A recent poll by the Kyiv International Institute of Sociology, a private think tank, found that while trust in Mr. Zelensky remained relatively strong at 59 percent, it had nonetheless fallen from 77 percent a year ago.
“It’s a populist move,” Anatoliy Oktysiuk, a political expert at another Ukrainian think tank, Democracy House, said of the grants. He noted that Mr. Zelensky was aiming to appeal particularly to pensioners, a 10-million-strong electorate in Ukraine that often struggles to make ends meet.
To address the country’s postwar future, Mr. Zelensky also established a Ministry of National Unity on Tuesday. One of its main tasks will be to encourage the return of millions of Ukrainians who fled abroad during the fighting, a significant loss for the country’s economy.
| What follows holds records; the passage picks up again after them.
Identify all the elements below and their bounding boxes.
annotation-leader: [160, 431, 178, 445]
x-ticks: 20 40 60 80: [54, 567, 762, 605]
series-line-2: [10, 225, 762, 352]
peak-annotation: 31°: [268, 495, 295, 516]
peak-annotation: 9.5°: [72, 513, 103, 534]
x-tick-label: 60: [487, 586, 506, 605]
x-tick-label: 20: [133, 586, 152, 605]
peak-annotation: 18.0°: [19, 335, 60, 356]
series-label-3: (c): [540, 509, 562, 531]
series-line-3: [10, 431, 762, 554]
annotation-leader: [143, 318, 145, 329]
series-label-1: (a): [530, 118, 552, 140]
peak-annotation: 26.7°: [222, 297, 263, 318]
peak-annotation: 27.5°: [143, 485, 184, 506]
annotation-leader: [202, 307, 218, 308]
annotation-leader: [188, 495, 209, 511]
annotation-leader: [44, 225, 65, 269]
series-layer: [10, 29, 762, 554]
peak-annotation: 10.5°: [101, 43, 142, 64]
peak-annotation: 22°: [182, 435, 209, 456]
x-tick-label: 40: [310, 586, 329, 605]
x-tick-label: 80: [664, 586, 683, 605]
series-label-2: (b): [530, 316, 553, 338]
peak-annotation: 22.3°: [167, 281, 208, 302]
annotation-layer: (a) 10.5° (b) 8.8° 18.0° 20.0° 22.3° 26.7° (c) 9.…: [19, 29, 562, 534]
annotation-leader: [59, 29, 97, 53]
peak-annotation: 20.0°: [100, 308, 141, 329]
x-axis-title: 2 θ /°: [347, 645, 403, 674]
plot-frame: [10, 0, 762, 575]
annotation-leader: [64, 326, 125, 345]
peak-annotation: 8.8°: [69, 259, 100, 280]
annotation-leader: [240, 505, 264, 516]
But whether the ministry will get substantial funding remains unclear, and the government has offered little details of how it would operate.
Allocating payments of 1,000 hryvnias during economic hardships has been something of a tradition in Ukraine, with successive governments employing the measure over the past two decades. Mr. Zelensky himself introduced a similar program in 2021 during the coronavirus pandemic, offering the sum to every citizen who got vaccinated.
The Ukrainian authorities said recipients could use the grant for a range of expenses, including paying utility bills or purchasing food and medicine. They can also donate the money to the Ukrainian Army. Yaroslav Zhelezniak, deputy chairman of the parliamentary committee on finance, tax and customs policy, said that the program would cost 15 billion hryvnias, about $350 million, and would be funded by reallocating money originally earmarked for unemployment and demining programs.
The decision to hand out grants appears, at least in part, intended to soften the blow of the tax rise. That increase, which came into effect on Sunday — the same day the state support program was started — includes raising an income tax dedicated to military expenditures from 1.5 percent to 5 percent.
The government said the tax increase would raise an additional $3.5 billion this year and next year, and that the money would primarily be used to pay the salaries of Ukrainian service members.
But the simultaneous tax increase and grants have sent a contradictory message, critics say. “With one hand they’re taking the money, and with the other they’re giving it back,” Mr. Zhelezniak, a member of the opposition Holos party, said in a phone interview. “It makes no sense.”
Economists have criticized the grant program as an inefficient economic tool, arguing that the small individual payments would have little impact on stimulating the economy and that the total sum would be better allocated to the army.
Yuriy Gaidai, a senior economist at the Center for Economic Strategy, a Kyiv-based research group, said that for the program to have a meaningful social impact, it should have targeted Ukrainians who are struggling financially, such as war-displaced people, pensioners and veterans. A petition echoing similar grievances has garnered over 25,000 signatures, passing the legal threshold that requires a response from the Ukrainian president.
Mr. Oktysiuk, the analyst, said that Mr. Zelensky must already be thinking of his fate in postwar elections and might be concerned that he could lose because “people want fresh faces.” Mr. Oktysiuk and other political commentators have pointed to Gen. Valeriy Zaluzhny, former top commander of the Ukrainian Army whom Mr. Zelensky dismissed in February, as a strong potential challenger.